Palestinian Authority President Mahmoud Abbas’s top diplomatic adviser on Thursday poured cold water on swirling media reports regarding a US-led regional peace process that would see Arab states partially thawing their relations with Israel as a first step toward restarting peace talks.
“There is no regional peace process or anything like it,” Majdi al-Khalidi told The Times of Israel. “No one is talking about it with us, or with anyone.”
The latest report, on Thursday in the Hebrew-language daily Israel Hayom, quoted an unnamed senior Palestinian official revealing ostensible details of what US President Donald Trump conveyed to Abbas when the two men met in Bethlehem earlier this week.
According to that report, Trump’s approach appears to fall in line with that of Prime Minister Benjamin Netanyahu, who has been promoting a so-called “outside-in” approach that would see ties normalized between Israel and moderate Arab states as a way to promote peace with the Palestinians.
By contrast, the Palestinian leadership has insisted on the time-honored formula, first laid down in a 2002 Saudi-led peace initiative, that sees a peace treaty between Israelis and Palestinians as a prerequisite for normalization with the entire Arab and Muslim world.
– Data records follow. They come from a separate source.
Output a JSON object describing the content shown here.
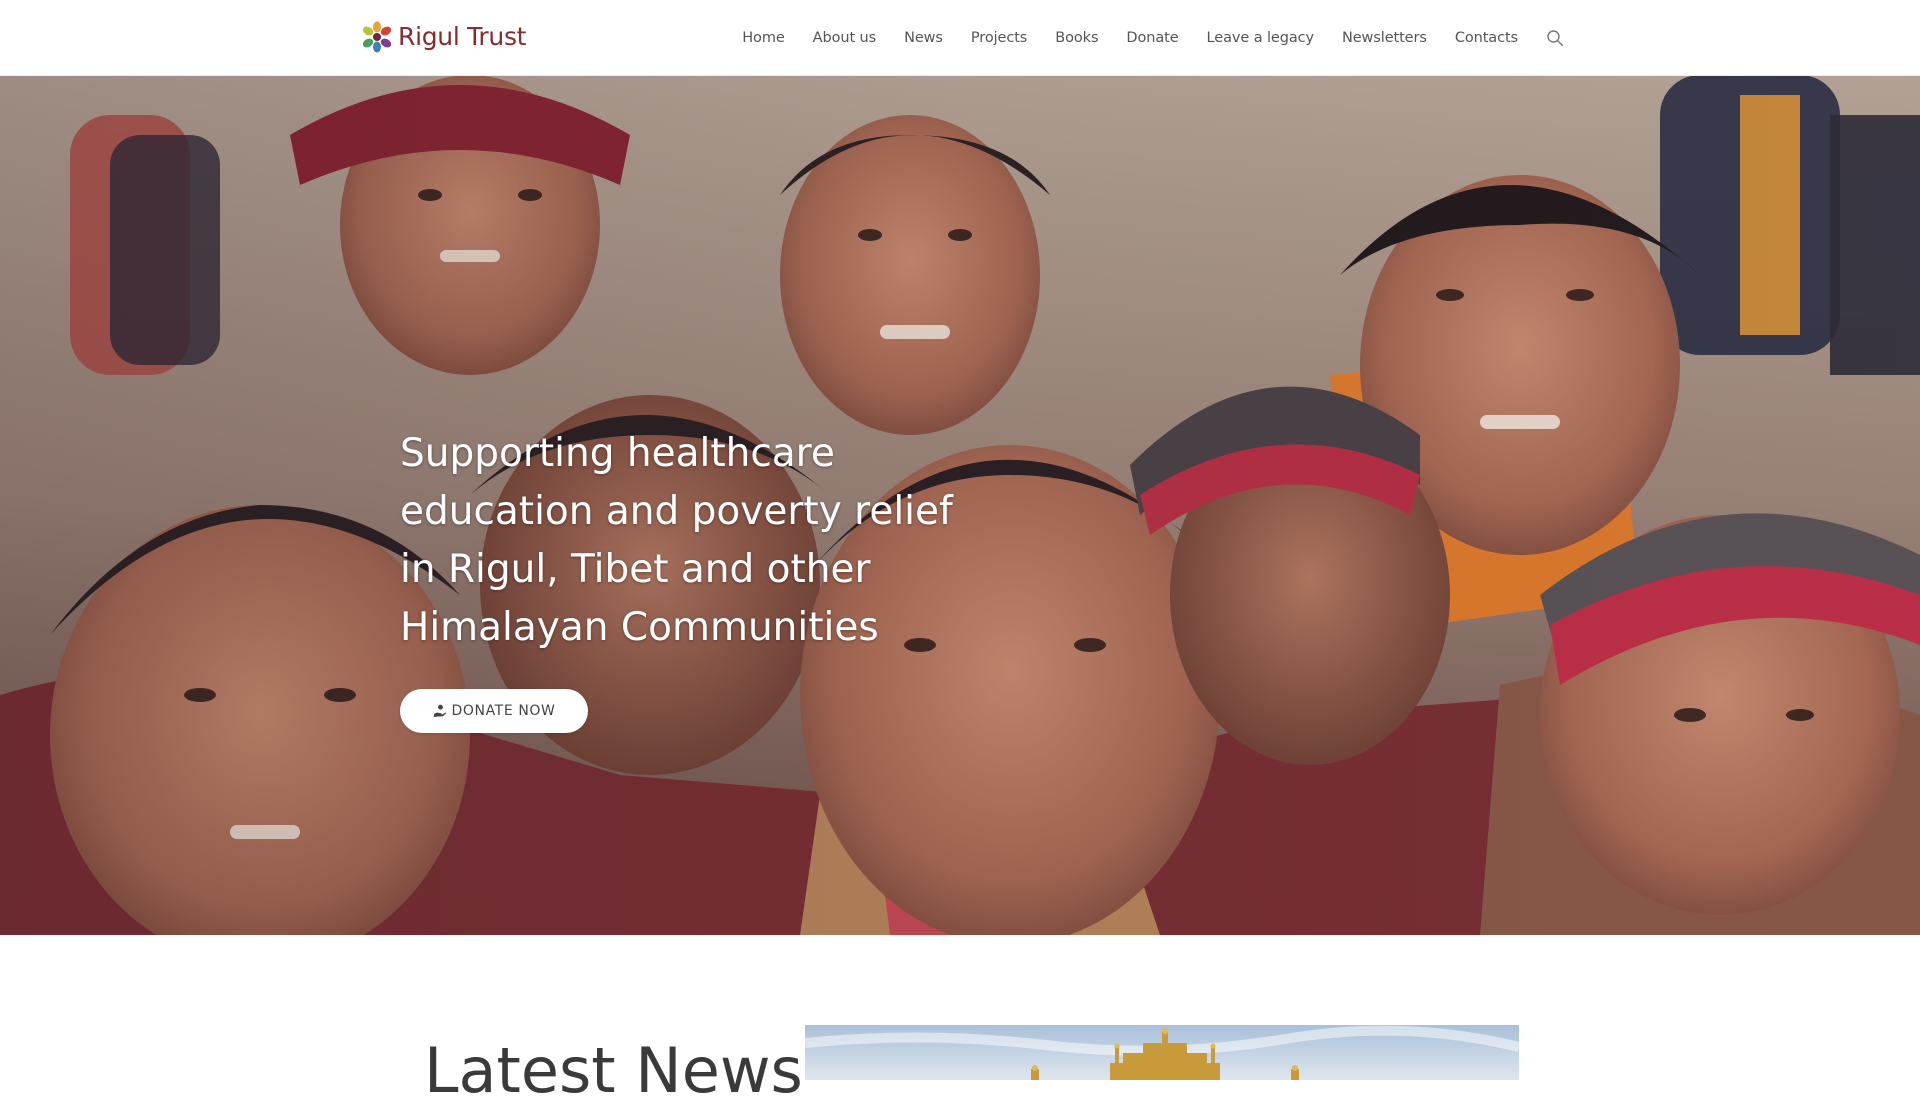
{
  "header": {
    "logo_text": "Rigul Trust",
    "nav": [
      {
        "label": "Home"
      },
      {
        "label": "About us"
      },
      {
        "label": "News"
      },
      {
        "label": "Projects"
      },
      {
        "label": "Books"
      },
      {
        "label": "Donate"
      },
      {
        "label": "Leave a legacy"
      },
      {
        "label": "Newsletters"
      },
      {
        "label": "Contacts"
      }
    ],
    "search_icon": "search-icon"
  },
  "hero": {
    "heading": "Supporting healthcare education and poverty relief in Rigul, Tibet and other Himalayan Communities",
    "button_label": "DONATE NOW",
    "button_icon": "donate-hand-icon"
  },
  "news": {
    "title": "Latest News"
  },
  "colors": {
    "brand": "#8a2a2b",
    "nav_text": "#555555",
    "hero_text": "#ffffff",
    "button_bg": "#ffffff"
  }
}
Khalidi stressed on Thursday that the PA had in no way changed its stance.
“First, the two-state solution must exist and be implemented. And once the Palestinians will have their own state beside the State of Israel, then the Arab peace initiative can be implemented,” he said in a phone interview.
Trump, in prepared remarks delivered in Bethlehem on Tuesday, after a meeting with Abbas, seemed to support the inside-out approach preferred by Palestinians.
“I also firmly believe that if Israel and the Palestinians can make peace, it will begin a process of peace all throughout the Middle East,” he said.
However, during a February meeting with Netanyahu at the White House, Trump seemed to support a regional peace approach, saying he wanted to pursue “a much bigger deal” in the Middle East, which would include “many, many countries.”
According to the unnamed official quoted in the Israel Hayom report, Trump stressed to Abbas that there is agreement in principle in Saudi Arabia and other moderate Arab states to give a chance for the new formula to succeed.
Moderate Arab states would formally recognize Israel and the Jewish state’s right to exist, although peace treaties and exchanges of ambassadors would only come after an Israeli-Palestinian deal, the official reportedly claimed.
The unnamed source added that the developments were angering the Palestinian street and causing tension between Abbas and King Abdullah II of Jordan.
But Khalidi pointed out that so far, no official has been named in any report confirming the existence of a regional peace plan.
Abbas has met with Abdullah and Egyptian President Abdel-Fattah el-Sissi numerous times since Trump was elected. The meetings were carried out in order to ensure a consensus vis-a-vis the peace process.
However, despite the appearance of seemingly closed ranks between Cairo, Amman and Ramallah, the Egyptian and Jordanian leaders did meet in secret with Prime Minister Benjamin Netanyahu last year in Aqaba, as part of US-led effort to jump start a regional peace process. The summit ended when Netanyahu reportedly rejected the US proposal.
Some of the recent unconfirmed reports about a regional peace track featured the idea of a peace summit either hosted by the US president in Washington, or by Egypt or Jordan, which would take place in the coming weeks to kick-start the process.
For example, the Lebanese daily al Akhbar on Monday cited unnamed Egyptian diplomatic sources who said Trump and Sissi, in their meeting in Riyadh on Sunday, agreed to hold a peace summit either in Washington or Egypt “very soon.”
The Lebanese report said that Saudi Arabia expressed interest in participating in the summit. That would be a major shift in policy for the Gulf kingdom, which has never openly sat at the negotiating table with Israelis.
However, no government official has confirmed that such a summit is being planned, and Khalidi denied it.
Trump has yet to formally endorse the two-state solution, and since taking office in January has suggested taking a different approach to solving the conflict. During his 28-hour visit to Israel and the Palestinian Authority, he didn’t mention a Palestinian state, nor did he say anything about the Arab Peace Initiative.
He did make repeated references to his meetings in Riyadh with King Salman over the weekend, saying in Bethlehem that the king “could not have been kinder, and I will tell you: He’s a very wise, wise man.”
In the days before Trump set off for his first foreign trip as president last week, media reports said there was discussion among Gulf state leaders on offering better ties with Israel if the Jewish state were to take substantive action to try to reach peace with the Palestinians.